We have no objection to the news editor or the editor, or whoever was responsible at the Dominion labouring under the impression that the committee on Vietnam is a "communist front" organisation. But we have every objection when they attempt to implicate us in their smear tactics.
Their irresponsible attitude hardly inspires any confidence in their editorial opinions, which is the reason why we find it difficult to place much importance on their editorial.
A further point is that the Dominion apparently applies their own criteria in news presentation to Salient. We are not a daily paper. We are not serving a community very similar to the society the Dominion serves. We are not even recognised as a newspaper in some circles. Witness Brigadier Gilbert refusing to make a statement, or even speak to Salient, because it would "credit the editor and its staff with more respect than they deserve". Which is rather the problem of youth in general.
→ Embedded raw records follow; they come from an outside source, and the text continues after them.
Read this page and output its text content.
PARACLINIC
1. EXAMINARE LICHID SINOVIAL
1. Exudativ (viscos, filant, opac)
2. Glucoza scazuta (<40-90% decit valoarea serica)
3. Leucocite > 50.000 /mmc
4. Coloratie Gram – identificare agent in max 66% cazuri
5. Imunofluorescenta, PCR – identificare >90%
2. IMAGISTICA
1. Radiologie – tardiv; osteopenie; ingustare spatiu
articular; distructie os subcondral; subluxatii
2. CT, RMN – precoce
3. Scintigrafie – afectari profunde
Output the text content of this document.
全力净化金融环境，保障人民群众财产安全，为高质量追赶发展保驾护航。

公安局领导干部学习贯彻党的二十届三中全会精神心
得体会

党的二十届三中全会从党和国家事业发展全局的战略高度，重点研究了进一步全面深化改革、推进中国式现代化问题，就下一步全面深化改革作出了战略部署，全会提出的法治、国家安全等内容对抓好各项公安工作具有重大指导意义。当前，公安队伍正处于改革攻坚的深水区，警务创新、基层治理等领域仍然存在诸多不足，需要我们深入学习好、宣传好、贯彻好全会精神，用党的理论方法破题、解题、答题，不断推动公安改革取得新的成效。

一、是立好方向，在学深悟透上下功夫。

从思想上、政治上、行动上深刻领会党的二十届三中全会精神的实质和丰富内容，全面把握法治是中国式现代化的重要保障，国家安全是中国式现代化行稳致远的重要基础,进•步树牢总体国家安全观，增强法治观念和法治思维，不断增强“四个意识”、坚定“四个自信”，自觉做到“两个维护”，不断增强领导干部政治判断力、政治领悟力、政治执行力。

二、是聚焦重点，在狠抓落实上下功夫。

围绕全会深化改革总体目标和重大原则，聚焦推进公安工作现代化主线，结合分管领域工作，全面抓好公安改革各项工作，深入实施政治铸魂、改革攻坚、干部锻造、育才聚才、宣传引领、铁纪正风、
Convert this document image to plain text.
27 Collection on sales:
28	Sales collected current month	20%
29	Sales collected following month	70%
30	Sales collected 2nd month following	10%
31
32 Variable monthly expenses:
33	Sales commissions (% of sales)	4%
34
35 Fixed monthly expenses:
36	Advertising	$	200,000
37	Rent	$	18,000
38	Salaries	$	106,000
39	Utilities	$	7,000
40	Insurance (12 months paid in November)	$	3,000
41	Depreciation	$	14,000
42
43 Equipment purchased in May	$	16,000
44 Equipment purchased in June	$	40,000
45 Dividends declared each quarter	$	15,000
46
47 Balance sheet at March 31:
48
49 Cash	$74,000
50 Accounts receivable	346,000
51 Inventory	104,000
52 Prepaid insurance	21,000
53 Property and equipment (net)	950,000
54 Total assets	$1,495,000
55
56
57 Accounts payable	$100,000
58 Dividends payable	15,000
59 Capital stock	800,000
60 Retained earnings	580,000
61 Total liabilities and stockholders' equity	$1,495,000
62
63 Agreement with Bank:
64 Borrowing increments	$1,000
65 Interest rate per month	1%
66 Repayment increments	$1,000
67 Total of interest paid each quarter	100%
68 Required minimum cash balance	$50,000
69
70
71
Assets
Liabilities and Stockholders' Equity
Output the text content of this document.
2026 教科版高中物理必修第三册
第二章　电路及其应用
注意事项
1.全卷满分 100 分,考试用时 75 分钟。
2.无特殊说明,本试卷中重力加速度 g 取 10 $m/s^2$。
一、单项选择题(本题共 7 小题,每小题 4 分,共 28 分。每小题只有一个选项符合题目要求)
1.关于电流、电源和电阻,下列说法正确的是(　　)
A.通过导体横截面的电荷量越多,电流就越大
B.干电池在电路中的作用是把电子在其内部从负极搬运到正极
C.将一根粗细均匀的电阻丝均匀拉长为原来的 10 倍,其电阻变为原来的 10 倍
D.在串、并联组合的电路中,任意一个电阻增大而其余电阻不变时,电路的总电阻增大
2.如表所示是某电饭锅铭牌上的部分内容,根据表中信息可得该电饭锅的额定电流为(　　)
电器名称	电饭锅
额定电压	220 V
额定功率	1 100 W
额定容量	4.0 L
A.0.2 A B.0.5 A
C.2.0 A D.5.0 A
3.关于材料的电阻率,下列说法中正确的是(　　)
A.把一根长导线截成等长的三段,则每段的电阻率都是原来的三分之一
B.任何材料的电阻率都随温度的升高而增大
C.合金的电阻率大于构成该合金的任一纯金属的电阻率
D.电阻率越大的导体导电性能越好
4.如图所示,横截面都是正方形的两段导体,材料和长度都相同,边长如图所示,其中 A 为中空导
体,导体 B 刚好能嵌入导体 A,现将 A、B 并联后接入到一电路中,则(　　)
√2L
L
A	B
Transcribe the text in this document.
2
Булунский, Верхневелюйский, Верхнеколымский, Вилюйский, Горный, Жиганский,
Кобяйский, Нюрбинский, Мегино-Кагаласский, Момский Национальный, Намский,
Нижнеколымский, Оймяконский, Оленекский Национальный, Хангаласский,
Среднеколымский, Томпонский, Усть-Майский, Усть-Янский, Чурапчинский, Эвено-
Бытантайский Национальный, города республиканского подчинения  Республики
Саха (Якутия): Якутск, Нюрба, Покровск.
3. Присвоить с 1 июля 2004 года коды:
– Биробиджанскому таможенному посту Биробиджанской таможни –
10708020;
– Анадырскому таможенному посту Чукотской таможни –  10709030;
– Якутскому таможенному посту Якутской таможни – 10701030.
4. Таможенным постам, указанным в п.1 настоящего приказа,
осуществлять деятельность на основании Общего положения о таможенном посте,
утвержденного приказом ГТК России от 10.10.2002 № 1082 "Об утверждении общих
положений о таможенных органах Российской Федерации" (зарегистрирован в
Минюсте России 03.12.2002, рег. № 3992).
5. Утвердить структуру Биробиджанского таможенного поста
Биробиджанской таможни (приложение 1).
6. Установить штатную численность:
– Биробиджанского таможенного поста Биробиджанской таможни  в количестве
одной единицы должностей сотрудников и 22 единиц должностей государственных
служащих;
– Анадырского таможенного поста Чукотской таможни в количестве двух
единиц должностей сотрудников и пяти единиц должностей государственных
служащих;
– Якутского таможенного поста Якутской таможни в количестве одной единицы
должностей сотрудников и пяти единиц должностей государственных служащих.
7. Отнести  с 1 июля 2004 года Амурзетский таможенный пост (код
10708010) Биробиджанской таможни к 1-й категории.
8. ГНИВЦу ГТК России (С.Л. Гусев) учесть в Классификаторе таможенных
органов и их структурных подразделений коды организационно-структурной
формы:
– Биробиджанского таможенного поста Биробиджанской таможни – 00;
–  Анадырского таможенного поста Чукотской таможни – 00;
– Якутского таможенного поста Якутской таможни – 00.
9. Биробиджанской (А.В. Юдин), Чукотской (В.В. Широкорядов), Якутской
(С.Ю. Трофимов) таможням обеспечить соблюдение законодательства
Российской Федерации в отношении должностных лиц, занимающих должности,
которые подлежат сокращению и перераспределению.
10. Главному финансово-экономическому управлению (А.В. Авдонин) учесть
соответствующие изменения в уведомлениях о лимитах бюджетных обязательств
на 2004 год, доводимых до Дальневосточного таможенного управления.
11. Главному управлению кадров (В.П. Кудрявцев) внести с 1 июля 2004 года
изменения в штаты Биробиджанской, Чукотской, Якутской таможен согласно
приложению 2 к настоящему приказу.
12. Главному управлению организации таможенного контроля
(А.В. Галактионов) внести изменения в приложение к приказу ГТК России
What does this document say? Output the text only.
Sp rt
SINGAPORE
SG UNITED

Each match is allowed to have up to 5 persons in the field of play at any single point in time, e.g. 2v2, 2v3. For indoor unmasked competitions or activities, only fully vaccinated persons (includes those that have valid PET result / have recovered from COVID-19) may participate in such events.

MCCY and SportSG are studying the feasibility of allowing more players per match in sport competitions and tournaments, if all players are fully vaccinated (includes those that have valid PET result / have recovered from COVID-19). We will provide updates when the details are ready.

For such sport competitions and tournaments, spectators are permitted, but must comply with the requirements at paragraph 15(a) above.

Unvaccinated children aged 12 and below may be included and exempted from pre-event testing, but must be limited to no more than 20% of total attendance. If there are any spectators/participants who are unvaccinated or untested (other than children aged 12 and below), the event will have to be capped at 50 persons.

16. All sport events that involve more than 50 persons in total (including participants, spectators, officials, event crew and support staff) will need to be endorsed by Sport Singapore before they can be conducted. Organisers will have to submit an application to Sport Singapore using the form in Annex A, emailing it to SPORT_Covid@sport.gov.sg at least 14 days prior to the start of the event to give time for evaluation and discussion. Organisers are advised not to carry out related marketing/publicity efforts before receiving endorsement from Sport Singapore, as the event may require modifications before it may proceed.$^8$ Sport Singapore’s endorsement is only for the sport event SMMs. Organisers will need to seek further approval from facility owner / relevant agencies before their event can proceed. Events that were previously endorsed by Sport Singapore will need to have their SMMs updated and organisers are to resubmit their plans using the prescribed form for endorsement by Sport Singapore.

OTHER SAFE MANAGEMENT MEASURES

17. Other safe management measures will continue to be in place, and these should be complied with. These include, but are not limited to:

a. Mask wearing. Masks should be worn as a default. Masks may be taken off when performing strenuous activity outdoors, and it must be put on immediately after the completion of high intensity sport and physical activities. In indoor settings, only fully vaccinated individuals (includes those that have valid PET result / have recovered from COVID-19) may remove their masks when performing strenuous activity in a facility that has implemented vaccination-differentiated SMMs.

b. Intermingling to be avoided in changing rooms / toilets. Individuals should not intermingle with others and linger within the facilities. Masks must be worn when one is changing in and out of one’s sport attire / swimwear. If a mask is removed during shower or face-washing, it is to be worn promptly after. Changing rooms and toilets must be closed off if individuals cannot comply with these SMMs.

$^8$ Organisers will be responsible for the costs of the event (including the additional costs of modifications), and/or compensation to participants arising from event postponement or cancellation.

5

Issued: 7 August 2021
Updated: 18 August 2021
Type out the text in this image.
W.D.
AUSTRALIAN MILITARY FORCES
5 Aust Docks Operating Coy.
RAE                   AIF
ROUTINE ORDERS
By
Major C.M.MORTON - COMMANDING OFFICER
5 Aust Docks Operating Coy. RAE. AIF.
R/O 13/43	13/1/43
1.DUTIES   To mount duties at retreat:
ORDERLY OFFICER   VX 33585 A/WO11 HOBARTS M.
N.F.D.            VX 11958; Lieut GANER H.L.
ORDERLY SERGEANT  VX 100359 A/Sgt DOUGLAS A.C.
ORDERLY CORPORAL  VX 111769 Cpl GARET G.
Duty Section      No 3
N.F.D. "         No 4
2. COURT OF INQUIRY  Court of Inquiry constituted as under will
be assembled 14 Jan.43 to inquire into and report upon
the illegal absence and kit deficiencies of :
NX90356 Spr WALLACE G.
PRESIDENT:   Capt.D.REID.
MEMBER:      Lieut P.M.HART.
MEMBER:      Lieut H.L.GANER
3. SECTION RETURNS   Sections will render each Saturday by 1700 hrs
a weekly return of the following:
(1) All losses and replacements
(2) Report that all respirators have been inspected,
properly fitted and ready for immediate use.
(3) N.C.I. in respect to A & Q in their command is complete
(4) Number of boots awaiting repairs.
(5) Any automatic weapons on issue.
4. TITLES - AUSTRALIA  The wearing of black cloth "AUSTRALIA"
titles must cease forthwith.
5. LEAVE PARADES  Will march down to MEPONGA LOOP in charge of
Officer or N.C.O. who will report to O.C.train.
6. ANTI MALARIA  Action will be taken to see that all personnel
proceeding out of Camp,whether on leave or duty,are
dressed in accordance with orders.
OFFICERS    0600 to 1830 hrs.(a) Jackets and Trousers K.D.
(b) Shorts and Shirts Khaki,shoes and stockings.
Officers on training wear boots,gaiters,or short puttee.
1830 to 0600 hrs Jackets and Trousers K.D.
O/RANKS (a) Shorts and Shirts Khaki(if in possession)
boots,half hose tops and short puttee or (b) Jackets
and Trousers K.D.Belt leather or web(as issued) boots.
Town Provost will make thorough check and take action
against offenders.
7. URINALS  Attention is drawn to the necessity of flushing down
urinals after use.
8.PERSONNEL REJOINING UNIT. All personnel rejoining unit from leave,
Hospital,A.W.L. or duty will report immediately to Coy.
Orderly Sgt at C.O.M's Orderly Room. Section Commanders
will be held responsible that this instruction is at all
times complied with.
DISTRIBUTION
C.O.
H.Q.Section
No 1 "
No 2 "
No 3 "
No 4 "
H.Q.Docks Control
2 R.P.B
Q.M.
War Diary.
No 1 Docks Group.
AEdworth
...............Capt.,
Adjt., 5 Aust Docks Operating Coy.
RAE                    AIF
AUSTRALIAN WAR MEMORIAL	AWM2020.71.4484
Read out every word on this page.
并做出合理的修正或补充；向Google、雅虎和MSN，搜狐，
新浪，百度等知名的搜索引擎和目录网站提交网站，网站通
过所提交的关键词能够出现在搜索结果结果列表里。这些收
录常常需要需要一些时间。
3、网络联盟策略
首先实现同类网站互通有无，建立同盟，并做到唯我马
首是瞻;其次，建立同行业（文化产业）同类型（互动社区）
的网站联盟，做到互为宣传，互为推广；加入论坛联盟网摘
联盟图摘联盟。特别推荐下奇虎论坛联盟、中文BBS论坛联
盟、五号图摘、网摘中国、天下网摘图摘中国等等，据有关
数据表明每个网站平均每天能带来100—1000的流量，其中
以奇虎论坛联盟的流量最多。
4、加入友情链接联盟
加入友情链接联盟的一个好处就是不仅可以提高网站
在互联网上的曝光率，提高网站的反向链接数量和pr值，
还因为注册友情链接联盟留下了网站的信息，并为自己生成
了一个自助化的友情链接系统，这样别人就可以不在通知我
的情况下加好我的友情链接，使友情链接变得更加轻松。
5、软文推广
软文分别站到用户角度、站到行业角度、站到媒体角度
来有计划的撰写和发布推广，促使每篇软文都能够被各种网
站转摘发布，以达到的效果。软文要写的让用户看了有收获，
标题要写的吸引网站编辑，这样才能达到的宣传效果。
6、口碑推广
A further sequel came in an NZSPA release. Tucked away at the bottom of a story by Anthony Jaques is the report of a statement by the National Affairs Office. Mr. Peter Cullen, to the effect that there was a strong possibility that the editor would be made to pay for the special edition himself. It is amazing that a statement by someone who has absolutely nothing to do with Publications Board, who is totally wrong in suggesting it is outside the terms of the contract, could interfere in something which is none of Executive business anyway.
Where was the Publications Officer while this story was being written? And who wrote that paragraph? Mr. Jaques claims he didn't. Whoever it was would have ascertained the absolutely false and ludicrous nature of the statement had he contacted anyone at all with anything to do with the story. It reduced the Press release to a Dominion—quality rave.
As for Mr. Cullen, When we wearily totted up the 37th person Mr. Cullen had told, individually and in confidence of the security incident, before it appeared in Salient, we considered presenting some form of award to them. But Cardinal McKeefry was out of town.